The Oslo-Bergen-Tagger is a GPL licensed Norwegian text tagger. This is an interface for accessing it with Clojure.
clj-obt supports Linux only, and you must acquire the tagger from http://tekstlab.uio.no/obt-ny/ or clone it here on GitHub: https://github.com/noklesta/The-Oslo-Bergen-Tagger
Simply add the library with Leiningen: [clj-obt "0.5.1"]
and require clj-obt.core
Before tagging any text, you must set the path to the Oslo-Bergen-Tagger by calling:
(set-obt-path! "path/to/obt")
Or you can supply it when using the tagger function:
(obt-tag "tag this" "path/to/obt")
You only need to set the path once per session. Currently, only disambiguated bokmål is supported.
The resulting output from the tagger is parsed to simple maps. There are helper functions in clj-obt.tools
to manipulate and filter the tagged words.
There is a startup cost in calling the tagger. If you call obt-tag
on a number of texts sequentially, there might be a about a seconds worth of overhead for each invocation.
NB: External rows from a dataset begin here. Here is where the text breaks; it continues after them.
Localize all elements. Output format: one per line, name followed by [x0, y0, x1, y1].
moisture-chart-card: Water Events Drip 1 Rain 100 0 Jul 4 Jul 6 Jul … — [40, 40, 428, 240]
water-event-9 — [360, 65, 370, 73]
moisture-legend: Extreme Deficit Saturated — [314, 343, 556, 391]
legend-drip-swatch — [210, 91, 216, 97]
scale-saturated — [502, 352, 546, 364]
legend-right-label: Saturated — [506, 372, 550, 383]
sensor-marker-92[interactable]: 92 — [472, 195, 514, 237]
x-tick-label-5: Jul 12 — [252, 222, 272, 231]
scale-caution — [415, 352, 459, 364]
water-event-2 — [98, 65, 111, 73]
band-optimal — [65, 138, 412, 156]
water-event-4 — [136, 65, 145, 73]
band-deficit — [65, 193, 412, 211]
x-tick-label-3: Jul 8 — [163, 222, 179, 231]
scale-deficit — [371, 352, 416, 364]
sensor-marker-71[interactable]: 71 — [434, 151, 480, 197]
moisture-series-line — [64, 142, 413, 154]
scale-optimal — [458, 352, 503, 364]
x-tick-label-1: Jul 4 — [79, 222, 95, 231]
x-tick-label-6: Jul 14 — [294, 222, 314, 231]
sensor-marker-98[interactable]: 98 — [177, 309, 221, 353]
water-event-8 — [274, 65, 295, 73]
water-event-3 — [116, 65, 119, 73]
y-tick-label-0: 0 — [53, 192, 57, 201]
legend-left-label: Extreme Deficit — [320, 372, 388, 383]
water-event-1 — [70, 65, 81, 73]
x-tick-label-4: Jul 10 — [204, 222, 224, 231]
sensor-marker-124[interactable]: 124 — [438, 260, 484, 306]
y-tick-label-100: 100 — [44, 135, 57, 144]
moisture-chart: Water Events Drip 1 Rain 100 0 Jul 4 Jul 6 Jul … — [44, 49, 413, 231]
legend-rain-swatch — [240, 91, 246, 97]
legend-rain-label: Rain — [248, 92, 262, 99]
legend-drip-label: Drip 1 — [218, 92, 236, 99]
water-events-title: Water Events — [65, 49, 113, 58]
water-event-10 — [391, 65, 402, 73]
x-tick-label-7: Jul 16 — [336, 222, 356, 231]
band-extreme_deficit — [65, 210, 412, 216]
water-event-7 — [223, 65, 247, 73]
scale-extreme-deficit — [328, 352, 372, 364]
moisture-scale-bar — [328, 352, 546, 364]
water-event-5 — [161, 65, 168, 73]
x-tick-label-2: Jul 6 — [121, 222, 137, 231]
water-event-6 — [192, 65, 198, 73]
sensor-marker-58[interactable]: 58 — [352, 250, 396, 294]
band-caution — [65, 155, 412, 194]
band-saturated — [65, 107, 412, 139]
This is due to the startup time of OBT. We can get around this by giving obt-tag
all the texts in a vector like this:
(obt-tag ["many" "texts" "to" "be" "tagged"])
The tagger function will then concatenate all the texts, tag them in one OBT invocation, split them up again, and return them to you - separately in a vector. Doing this, we save about n-1 of OBT startup time cost.
Copyright (C) 2011-2012 Aleksander Skjæveland Larsen
Distributed under the Eclipse Public License, the same as Clojure.